Голицын наполнил вином новую кружку — Шерефединову. Тот хотел плеснуть ему вином в лицо, но чуть подождал, пока тот выпивал, все запрокидывая голову, и тут в сумерках блеснул у Васи на поясе кинжал. Шерефединов рванул его за рукоятку и с силой всадил князю под грудь. Князь Вася только подпрыгнул на стуле, икнул, подавился вином, но быстро совладал с собой и уже сквозь веселье сказал: «Вот верблюд! Бельмес, да?» В руке Шерефединова были только ножны — в виде драгоценной рукояти, ножны от приобщенного к делу дьяка ножа. Вошел кузнец, прямой и очень отчужденный мужчина, положил ослабшие вдруг, как ватные, руки дьяка — аккуратно, между кружек — на чугун и стал быстро чем-то под огарком в полутьме постукивать, попиливать у дьякова запястья, помалу кандалы свергая.
— Твое! — Голицын между тем отделил от своего пояса и обоюдоострый кинжал, подкинул и его вслед ножнам Шерефединову.
Дьяк вдруг широко начал дышать, одно — уже освобожденное — запястье принялся страстно потирать о грудь, поясницу, засмеялся, взвизгнул.
— Что? — ухмыльнулся задумчиво Голицын. — Узнал сотое имя Аллаха?
Шерефединов немного притих, быстро взглянул на него.
«Почему я не хан-Океан?»[20]
Как из ссылки воротился, Шуйский пал перед царем.
— Простил, простил! — рассыпал тресковенно, престарело не по годам голос. — Ведь я, злыдень, и впрямь сумлевался. Да теперь-то, зыря на твое великосердие, мыслию тверд: право, чьей такой душе и быть, когда не царской?! Да и чем с такой душой и заниматься, как не царствовать?!
Отрепьеву тем паче пришлась по душе эта похвала, что основала все достоинства его не на праве высочайшего рождения, а, наоборот, утверждала высочайшие права на его родных достоинствах. Шуйский сразу помог ему осилить старое сомнение: что если добиваться трона с самого низу мира, а не беспечно принять по наследству, то пока добьешься, уже так замараешься, что уж — по душе, по чести — править никак будешь не достоин. Пусть на мгновение, но Шуйский строго убедил царя в отрадно-обратном, и с этого дня царь полюбил Шуйского.
Вполголоса (что придавало его суждениям в глазах царя особенную несуетную основательность и вместе чуткость, здравую подвижность) Василий Иванович поддерживал все новоустроения Дмитрия: они много помогали тайному озлению бояр. (За царскими глазами же, совсем тихо, князь Василий старался поприжать преобразования — на всякий случай: испугался вдруг, что, когда все по цареву сделается, все вдруг увидят, что это хорошо).
И в деле просвещения солнцем западной науки, где Дмитрий уж никак не ждал смягчения «благочестия» знатнейших, даже там, где встречал ропот и недоверие молодых — Салтыковых, Голицыных, даже Басманова, — видел понимание и одобрение теремного старика. Это видел царь верно: если бы князь к старости и впрямь не испытал настоящего влечения к безбожным мудростям, едва ли оное возмог бы разыграть.
Взять врачевальную науку. Смолоду она казалась совершенно ни к чему. Собственное тело еще не занимало князя глубже кожи, он представлялся себе цельной перехожей емкостью для остужения обильной снеди или лагуном-бочонком, в который сливается сваренное пенистое пиво.
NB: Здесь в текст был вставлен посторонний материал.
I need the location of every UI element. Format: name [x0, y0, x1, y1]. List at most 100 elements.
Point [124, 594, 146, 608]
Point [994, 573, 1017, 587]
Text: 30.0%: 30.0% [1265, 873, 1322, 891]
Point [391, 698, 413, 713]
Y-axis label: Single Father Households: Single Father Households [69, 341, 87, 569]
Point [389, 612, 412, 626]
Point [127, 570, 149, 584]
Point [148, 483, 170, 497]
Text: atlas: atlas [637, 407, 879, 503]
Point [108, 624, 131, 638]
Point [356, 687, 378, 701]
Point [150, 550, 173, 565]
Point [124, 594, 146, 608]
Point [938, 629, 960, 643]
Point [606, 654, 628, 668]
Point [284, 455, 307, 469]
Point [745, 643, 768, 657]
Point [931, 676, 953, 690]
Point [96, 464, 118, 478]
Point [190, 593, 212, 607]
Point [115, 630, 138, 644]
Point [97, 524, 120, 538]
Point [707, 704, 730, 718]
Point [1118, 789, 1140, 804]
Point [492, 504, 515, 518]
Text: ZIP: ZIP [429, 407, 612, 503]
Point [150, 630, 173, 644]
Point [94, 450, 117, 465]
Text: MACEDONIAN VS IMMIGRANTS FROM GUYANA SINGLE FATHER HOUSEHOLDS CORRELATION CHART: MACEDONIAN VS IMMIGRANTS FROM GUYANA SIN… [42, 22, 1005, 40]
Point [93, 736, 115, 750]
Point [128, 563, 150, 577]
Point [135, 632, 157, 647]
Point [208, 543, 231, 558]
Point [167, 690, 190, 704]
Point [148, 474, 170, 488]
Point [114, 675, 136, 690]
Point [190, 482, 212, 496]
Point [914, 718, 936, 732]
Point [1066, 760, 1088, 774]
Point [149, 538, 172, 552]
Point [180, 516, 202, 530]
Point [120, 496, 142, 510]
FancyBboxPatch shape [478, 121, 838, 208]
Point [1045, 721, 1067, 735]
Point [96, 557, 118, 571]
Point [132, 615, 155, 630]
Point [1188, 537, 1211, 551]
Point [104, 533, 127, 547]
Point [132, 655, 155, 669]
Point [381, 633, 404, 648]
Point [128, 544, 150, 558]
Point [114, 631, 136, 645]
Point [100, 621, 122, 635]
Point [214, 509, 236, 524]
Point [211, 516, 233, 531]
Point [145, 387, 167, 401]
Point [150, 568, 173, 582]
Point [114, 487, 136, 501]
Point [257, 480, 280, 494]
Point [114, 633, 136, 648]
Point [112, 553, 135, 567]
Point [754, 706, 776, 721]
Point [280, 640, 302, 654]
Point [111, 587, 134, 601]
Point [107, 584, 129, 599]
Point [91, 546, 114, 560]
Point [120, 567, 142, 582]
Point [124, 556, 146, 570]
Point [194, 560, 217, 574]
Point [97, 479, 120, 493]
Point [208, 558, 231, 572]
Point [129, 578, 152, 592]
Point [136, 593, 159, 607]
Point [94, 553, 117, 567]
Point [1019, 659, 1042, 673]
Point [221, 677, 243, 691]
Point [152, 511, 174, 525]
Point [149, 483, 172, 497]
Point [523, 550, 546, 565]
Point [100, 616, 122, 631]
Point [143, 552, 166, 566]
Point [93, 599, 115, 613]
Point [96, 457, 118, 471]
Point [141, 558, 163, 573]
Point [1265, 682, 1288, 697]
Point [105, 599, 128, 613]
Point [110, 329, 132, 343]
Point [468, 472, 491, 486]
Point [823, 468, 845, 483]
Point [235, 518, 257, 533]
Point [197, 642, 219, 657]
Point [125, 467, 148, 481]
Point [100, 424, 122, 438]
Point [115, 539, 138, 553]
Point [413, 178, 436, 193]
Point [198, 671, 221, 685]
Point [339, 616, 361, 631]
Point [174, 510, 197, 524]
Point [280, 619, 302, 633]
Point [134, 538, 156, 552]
С годами чувство целости и слитности внутри утрачивалось: ослабевали обручи; потрескивая, рассыхались доски; источенная солью, трепалась пенька; опускалось днище — открывались истечения необъяснимой влаги... Пищало, ныло, ломило, зудело и капало то тут, то там, и князь Шуйский, толкуя о том с бондарями (то бишь дохтурами), теперь понимал, что состоит из тьмы отдельных нежнейших частей, требующих каждая особого понятия и попечения. Если раньше князь только где-то слышал или норою за обедом, разрывая куропатку, на вскус осязал, что у всего живого на земле есть костный мозг, легкие, сердце и печень, то теперь взалкал поболее узнать об этих, состоящих в полном услужении у собственной души, незаменимых привередах, разобрать их жалобы, проникнуть в нужды, дабы «малые сии», от отца с матерью наследованные крепостные, ходили преданнейшими, неприметными друзьями и рабами, никогда бы не ударились в мятеж.